There is also no willingness among SFL clubs to consider this. The SPL has already held a vote on the fate of Rangers following the oldco holding company being forced to go into liquidation and the club's business and assets being sold to a newco.

That decision was to deny the club a place in the SPL. If some chairmen made that decision on the assumption that the SFL clubs would fall into line with the compromise plan to move Rangers into the First Division, then they seriously misjudged the mood of Scottish football.

Tomorrow's meeting may also be uncomfortable for Neil Doncaster. The SPL chief executive has always been clear that the loss of Rangers from the top flight would have significant financial consequences, but some clubs now appear to be acting as though they were not expecting the Third-Division option.

If Doncaster – and Regan – have failed to manage this situation to the conclusion they wanted, both will feel vulnerable. The SFA chief executive will stand firm, though, and not be party to any decision that goes against the majority votes of the SFL and, originally, the SPL clubs.

BBC Scotland reported yesterday that a vote of no confidence in Regan was proposed and seconded, but not voted on, during last Friday's SFL meeting. Alex Anderson, the Cowdenbeath secretary, also made a similar complaint.

"We are totally disgusted at the way the whole situation has been handled by the SPL and the SFA. It is a sad day for Scottish football," he said.

"The actions of the SPL and the SFA and the image that has been created could well endanger any future investment in the Scottish game. In view of the way Neil Doncaster and Stewart Regan have dealt with this situation they should now be considering their own positions.

"We are deeply disillusioned with the hierarchy of Scottish football. We have been lied to and bullied and, despite the overwhelming vote of SFL clubs that Rangers should re-start in Division 3, we are still not clear what the final outcome will be."

In a document sent to all SFL clubs ahead of their vote, Doncaster estimated that moving Rangers to the Third Division could cost the Scottish game as much as £16 million.

That figure was not explained, so analysis of it is impossible, but clearly all of the top-flight clubs, apart from Celtic, will need to cut their budgets. Season ticket sales are also slow, despite the pressure of fans at all clubs to vote no to the newco.

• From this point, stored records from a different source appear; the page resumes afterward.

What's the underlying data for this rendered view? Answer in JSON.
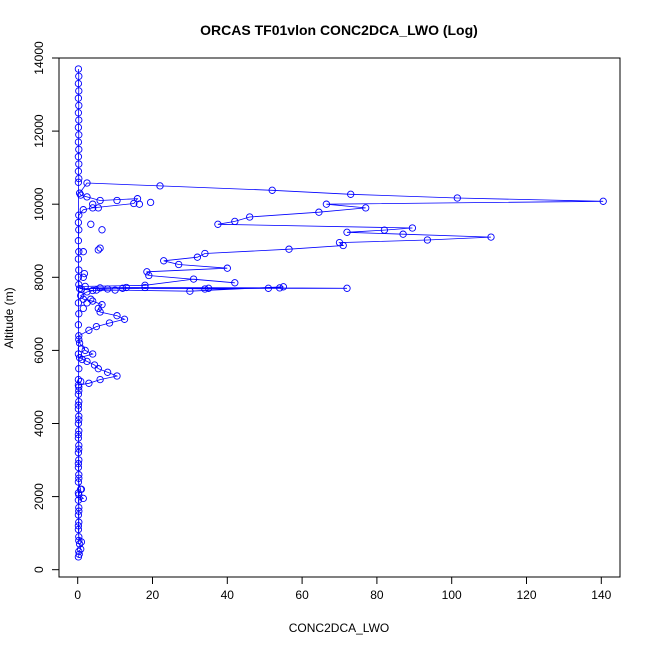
{
  "chart_data": {
    "type": "scatter",
    "title": "ORCAS TF01vlon CONC2DCA_LWO (Log)",
    "xlabel": "CONC2DCA_LWO",
    "ylabel": "Altitude (m)",
    "xlim": [
      -5,
      145
    ],
    "ylim": [
      -200,
      14000
    ],
    "xticks": [
      0,
      20,
      40,
      60,
      80,
      100,
      120,
      140
    ],
    "yticks": [
      0,
      2000,
      4000,
      6000,
      8000,
      10000,
      12000,
      14000
    ],
    "grid": false,
    "colors": {
      "series": "#0000ff",
      "axis": "#000000"
    },
    "series": [
      {
        "style": "line+open-circle",
        "points": [
          [
            0.2,
            350
          ],
          [
            0.4,
            420
          ],
          [
            0.3,
            500
          ],
          [
            0.8,
            560
          ],
          [
            0.5,
            700
          ],
          [
            1.0,
            760
          ],
          [
            0.3,
            900
          ],
          [
            0.2,
            1100
          ],
          [
            0.3,
            1300
          ],
          [
            0.2,
            1500
          ],
          [
            0.3,
            1700
          ],
          [
            0.2,
            1900
          ],
          [
            1.5,
            1950
          ],
          [
            0.3,
            2050
          ],
          [
            0.8,
            2200
          ],
          [
            0.2,
            2400
          ],
          [
            0.3,
            2600
          ],
          [
            0.2,
            2800
          ],
          [
            0.3,
            3000
          ],
          [
            0.2,
            3200
          ],
          [
            0.3,
            3400
          ],
          [
            0.2,
            3600
          ],
          [
            0.3,
            3800
          ],
          [
            0.2,
            4000
          ],
          [
            0.3,
            4200
          ],
          [
            0.2,
            4400
          ],
          [
            0.3,
            4600
          ],
          [
            0.2,
            4800
          ],
          [
            0.3,
            5000
          ],
          [
            0.2,
            5050
          ],
          [
            3,
            5100
          ],
          [
            6,
            5200
          ],
          [
            10.5,
            5300
          ],
          [
            8,
            5400
          ],
          [
            5.5,
            5500
          ],
          [
            4.5,
            5600
          ],
          [
            2.5,
            5700
          ],
          [
            0.5,
            5800
          ],
          [
            4,
            5900
          ],
          [
            2,
            6000
          ],
          [
            0.5,
            6200
          ],
          [
            0.3,
            6400
          ],
          [
            3,
            6550
          ],
          [
            5,
            6650
          ],
          [
            8.5,
            6750
          ],
          [
            12.5,
            6850
          ],
          [
            10.5,
            6950
          ],
          [
            6,
            7050
          ],
          [
            5.5,
            7150
          ],
          [
            6.5,
            7250
          ],
          [
            4,
            7350
          ],
          [
            1.5,
            7400
          ],
          [
            0.8,
            7500
          ],
          [
            2.5,
            7600
          ],
          [
            5,
            7650
          ],
          [
            8,
            7680
          ],
          [
            12,
            7700
          ],
          [
            18,
            7720
          ],
          [
            34,
            7680
          ],
          [
            51,
            7700
          ],
          [
            55,
            7740
          ],
          [
            30,
            7620
          ],
          [
            10,
            7650
          ],
          [
            4,
            7640
          ],
          [
            1,
            7680
          ],
          [
            6,
            7710
          ],
          [
            13,
            7720
          ],
          [
            54,
            7710
          ],
          [
            72,
            7700
          ],
          [
            35,
            7700
          ],
          [
            0.5,
            7690
          ],
          [
            2,
            7750
          ],
          [
            18,
            7780
          ],
          [
            31,
            7950
          ],
          [
            42,
            7850
          ],
          [
            19,
            8050
          ],
          [
            18.5,
            8150
          ],
          [
            40,
            8250
          ],
          [
            27,
            8350
          ],
          [
            23,
            8450
          ],
          [
            32,
            8550
          ],
          [
            34,
            8650
          ],
          [
            56.5,
            8770
          ],
          [
            71,
            8870
          ],
          [
            70,
            8950
          ],
          [
            93.5,
            9020
          ],
          [
            110.5,
            9100
          ],
          [
            87,
            9180
          ],
          [
            72,
            9230
          ],
          [
            82,
            9290
          ],
          [
            89.5,
            9350
          ],
          [
            37.5,
            9450
          ],
          [
            42,
            9530
          ],
          [
            46,
            9650
          ],
          [
            64.5,
            9780
          ],
          [
            77,
            9900
          ],
          [
            66.5,
            10000
          ],
          [
            140.5,
            10080
          ],
          [
            101.5,
            10170
          ],
          [
            73,
            10270
          ],
          [
            52,
            10380
          ],
          [
            22,
            10500
          ],
          [
            2.5,
            10580
          ],
          [
            0.5,
            10300
          ],
          [
            0.8,
            10250
          ],
          [
            6,
            10100
          ],
          [
            16,
            10150
          ],
          [
            15,
            10020
          ],
          [
            4,
            9900
          ],
          [
            1.5,
            9850
          ],
          [
            0.3,
            9700
          ],
          [
            0.2,
            9500
          ],
          [
            0.3,
            9300
          ],
          [
            0.2,
            9000
          ],
          [
            0.3,
            8700
          ],
          [
            0.2,
            8500
          ],
          [
            0.3,
            8200
          ],
          [
            0.2,
            8000
          ],
          [
            0.3,
            7800
          ],
          [
            0.2,
            7300
          ],
          [
            0.3,
            7000
          ],
          [
            0.2,
            6700
          ],
          [
            0.3,
            6300
          ],
          [
            0.2,
            5900
          ],
          [
            0.3,
            5500
          ],
          [
            0.2,
            5200
          ],
          [
            0.3,
            4900
          ],
          [
            0.2,
            4500
          ],
          [
            0.3,
            4100
          ],
          [
            0.2,
            3700
          ],
          [
            0.3,
            3300
          ],
          [
            0.2,
            2900
          ],
          [
            0.3,
            2500
          ],
          [
            0.2,
            2100
          ],
          [
            0.3,
            1600
          ],
          [
            0.2,
            1200
          ],
          [
            0.3,
            800
          ],
          [
            0.2,
            10600
          ],
          [
            0.3,
            10700
          ],
          [
            0.2,
            10900
          ],
          [
            0.3,
            11100
          ],
          [
            0.2,
            11300
          ],
          [
            0.3,
            11500
          ],
          [
            0.2,
            11700
          ],
          [
            0.3,
            11900
          ],
          [
            0.2,
            12100
          ],
          [
            0.3,
            12300
          ],
          [
            0.2,
            12500
          ],
          [
            0.3,
            12700
          ],
          [
            0.2,
            12900
          ],
          [
            0.3,
            13100
          ],
          [
            0.2,
            13300
          ],
          [
            0.3,
            13500
          ],
          [
            0.2,
            13700
          ]
        ]
      },
      {
        "style": "open-circle",
        "points": [
          [
            4,
            10000
          ],
          [
            5.5,
            9900
          ],
          [
            16.5,
            10000
          ],
          [
            19.5,
            10050
          ],
          [
            10.5,
            10100
          ],
          [
            2.5,
            10200
          ],
          [
            3.5,
            9450
          ],
          [
            6.5,
            9300
          ],
          [
            6,
            8800
          ],
          [
            5.5,
            8750
          ],
          [
            1.5,
            8700
          ],
          [
            1.8,
            8100
          ],
          [
            1.5,
            8000
          ],
          [
            3.5,
            7400
          ],
          [
            2.5,
            7300
          ],
          [
            1.5,
            7150
          ],
          [
            1,
            6050
          ],
          [
            1.2,
            5750
          ],
          [
            0.8,
            5150
          ],
          [
            1.0,
            2200
          ]
        ]
      }
    ]
  }
}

But if the SPL clubs voted that way out of sporting integrity, it would remove all of their credibility if they were to commit a U-turn.

Issues remain for Rangers, though. Regan will meet Charles Green, the Ibrox chief executive, early next week to discuss the club's application for SFA membership. Among the questions originally asked by the governing body were about the investors, the working capital provision, the business plan and if there is any ongoing involvement with Craig Whyte.

Green has aways refused to reveal the identities of all of his investors – some remain anonymous behind trusts or funds – and who the direct beneficial shareholders of SEVCO 5088Ltd, Sevco Scotland Ltd, and RFC 2012 Ltd are.

There has been speculation that Mike McDonald, the former Sheffield United chairman, and Rafat Rizvi, a British citizen who was once on Interpol's wanted list after being accused of stealing assets from Indonesia's Bank Century two years ago, a charge which he denied, put money into the consortium, although Green and Zeus Capital deny this.

Regan and Green will also discuss the registration embargo that the club successfully challenged in the Court of Session. It is understood Green was prepared to accept the embargo as part of the First Division compromise package, but if he is not now then the SFA is bound by the court to reconvene its Appellate Tribunal, which must choose to fine the club, suspend it from the Scottish Cup, suspend its SFA membership, or expel it for bringing the game into disrepute during Whyte's ownership.

Some individuals will be feeling under pressure now that Rangers have been placed in the Third Division, but it is hard to see how that decision can be overturned.